Впервые с той памятной ночи, которую испанцы окрестили «Ночь печали», мешикская армия смогла одержать победу над teules. Потери белых людей с востока были не так велики, как хотелось бы Куаутемоку и его военачальникам, — всего около десятка человек, но зато талашкаланцев полегло несколько сотен, а завоеватели были вынуждены отправиться домой без рабов и добычи.

Истапалан, конечно, жаль, устроенная лазутчиками волна превратила красивейший город почти в руины, но победа того стоила, а жители… Ничего, поживут в землянках, а когда белые люди будут изгнаны, правитель распорядится помочь со строительством. Отстроят лучше прежнего. Так и надо, ведь именно с него, с битвы при Истапалане, начнется великое изгнание. Продолжится оно битвой за Чалько, правда, особой славы там не снискать, завоеватели уже покинули город, но тем скорее и показательнее будет захват. Две тысячи больших лодок с двадцатью тысячами воинов — большая сила. А он, великий правитель Куаутемок, навсегда войдет в историю своей страны и всего мира как победитель божеств и равный им. И про него напишут такие же книги, как писали белые пришельцы о героях своей древности.

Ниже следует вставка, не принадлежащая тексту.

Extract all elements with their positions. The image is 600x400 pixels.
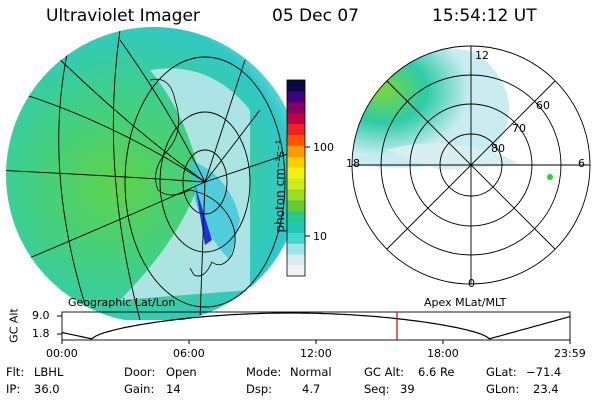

Правитель закатил желтые, в красных прожилках белки под набрякшие веки и представил свой портрет в парадном облачении на белой странице рядом с символами[36], выведенными рукой самого умелого рисовальщика.

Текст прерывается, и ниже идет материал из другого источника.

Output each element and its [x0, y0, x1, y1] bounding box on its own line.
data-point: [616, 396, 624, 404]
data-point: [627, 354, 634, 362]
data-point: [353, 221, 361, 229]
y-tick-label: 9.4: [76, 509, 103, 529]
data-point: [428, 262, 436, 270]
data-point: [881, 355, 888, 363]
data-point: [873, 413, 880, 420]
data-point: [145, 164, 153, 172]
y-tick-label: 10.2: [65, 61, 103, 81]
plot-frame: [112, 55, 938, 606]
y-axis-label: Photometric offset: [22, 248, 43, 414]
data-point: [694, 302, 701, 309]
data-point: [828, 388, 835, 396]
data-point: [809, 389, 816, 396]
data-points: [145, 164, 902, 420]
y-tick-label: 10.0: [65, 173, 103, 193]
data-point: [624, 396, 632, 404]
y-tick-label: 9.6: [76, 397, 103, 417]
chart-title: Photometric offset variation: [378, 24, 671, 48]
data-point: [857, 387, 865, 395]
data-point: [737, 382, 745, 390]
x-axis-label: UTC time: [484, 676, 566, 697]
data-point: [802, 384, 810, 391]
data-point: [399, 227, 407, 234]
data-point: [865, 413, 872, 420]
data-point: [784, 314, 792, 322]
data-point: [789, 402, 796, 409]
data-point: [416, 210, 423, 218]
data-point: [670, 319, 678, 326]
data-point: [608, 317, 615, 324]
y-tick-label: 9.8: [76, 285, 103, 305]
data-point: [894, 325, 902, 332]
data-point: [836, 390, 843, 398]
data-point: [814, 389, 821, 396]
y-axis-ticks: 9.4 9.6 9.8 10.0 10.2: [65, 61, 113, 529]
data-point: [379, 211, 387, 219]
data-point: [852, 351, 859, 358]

Он стоит на высоком холме с поднятым мечом в руке. А ниже, у подножия, его воины выгоняют, убивают и тащат к жрецам молящих о пощаде испанцев. И выделяется среди них долговязая фигура Кортеса. Куаутемок даже зажмурился от удовольствия, когда вспомнил, как вернулись в город три плененных испанцами сановника и передали слова Кортеса, который, дескать, отнюдь не желает уничтожения Мешико. Ему хорошо известны мешикские силы, но и Куаутемок отлично знает, что он со всех сторон окружен и что талашкаланцы горят желанием мести и за недавнее, и за далекое прошлое. Мудрее всего подчиниться, и тогда Кортес обещает мир почетный. Владыка Мешико не удостоил его даже ответом.

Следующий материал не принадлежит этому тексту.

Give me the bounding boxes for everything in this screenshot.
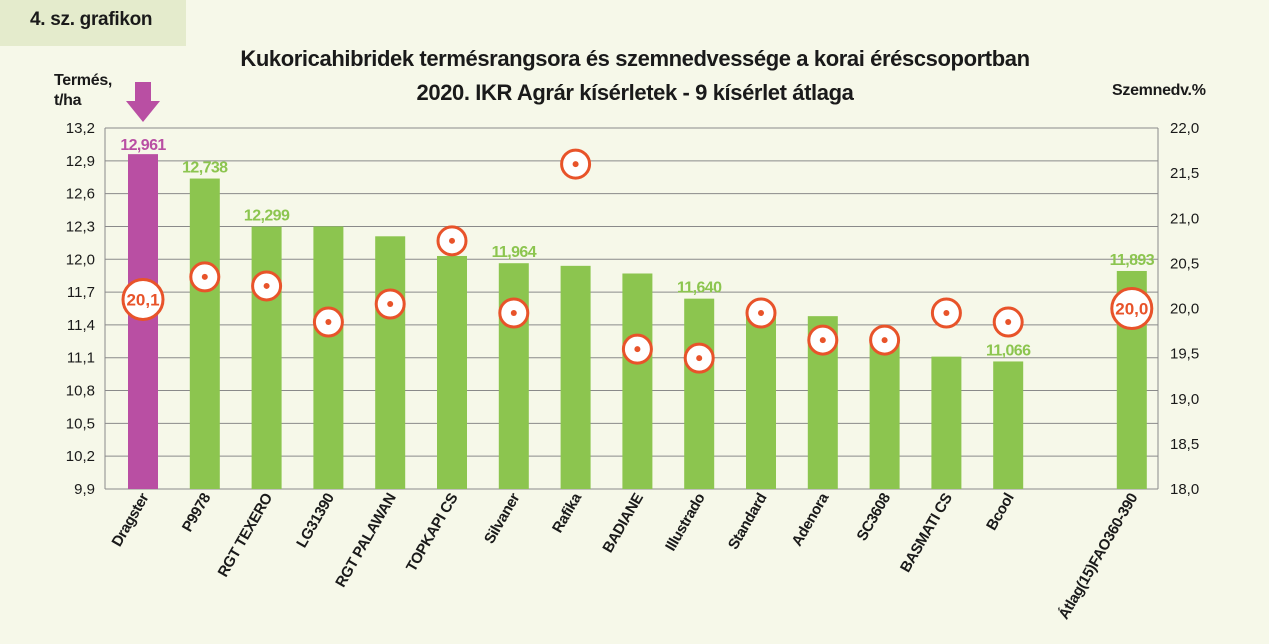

Куаутемок простер руку, в которую тут же лег тончайшей работы золотой кубок с разведенным кактусовым вином. Пригубив, правитель блаженно зажмурился и облизал губы. Он любил выпить, чтоб заглушить боль, а придворный лекарь говорил, что ему совсем нельзя, за что и был направлен прямиком на жертвенный камень бога Кецалькоатля — символа соединения вековечной мудрости с красотой и светозарностью. Второй оказался сговорчивей и разрешал один кубок раз в две недели. Вскоре и его сердце сгорело на алтаре перед статуей великого бога. Третий же не запрещал пить вовсе, лишь подсовывал после каждого возлияния настой горьких трав да держал наготове острейшее лезвие, чтобы спустить при случае дурную кровь.